By Sandy Meyer

Jill Andrews has had many important roles during her life. She currently serves as the Senior Solutions Expert at Superior Residences in Brandon but once upon a time she served our country as one of the last of the Women’s Army Corps (WAC).

The Women’s Army Corps was a volunteer program created out of necessity during World War II as a way to free up male soldiers for combat. These women served as additional resources in noncombatant roles. The role of the WAC evolved over the next several decades, eventually being disbanded in 1978 when female units were fully integrated with male units.

In 1975 Andrews was in the first group of women sent to Fort Jackson for basic training. “We really blazed the trail in having women on a base that was normally all men for Basic Training. This was when they were first integrating men and women with the same standards,” she said.

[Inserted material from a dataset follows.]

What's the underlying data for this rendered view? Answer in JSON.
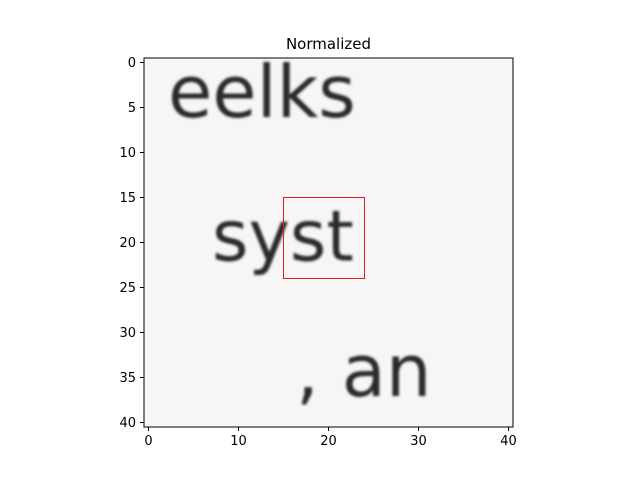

Andrews admits that she hadn’t thought much about her military service over the last several decades until she recently recorded her story for the Veteran’s History Project for the Library of Congress. “It was really nice to make me stop and think about my military service,” she shared.

She remembers being ostracized at the time, not only for being a woman in the military, but because it was at the end of the Vietnam War and “joining the military wasn’t the thing to do.”

After serving stateside and in Germany in the hospital food service as a dietician, Andrews stayed in the food service industry upon return to civilian life. She worked as an executive chef at a restaurant in Destin before being asked to help manage food service at a retirement home.

She says she wouldn’t be where she was today if her work in food service hadn’t led her to the retirement business and eventually to assisted living. “This is my love, my passion – working with those with dementia and teaching the world about what it is.”

Andrews is proud to have her story be recorded permanently in our country’s history and to this day she still lives her motto “Inspire and Serve”.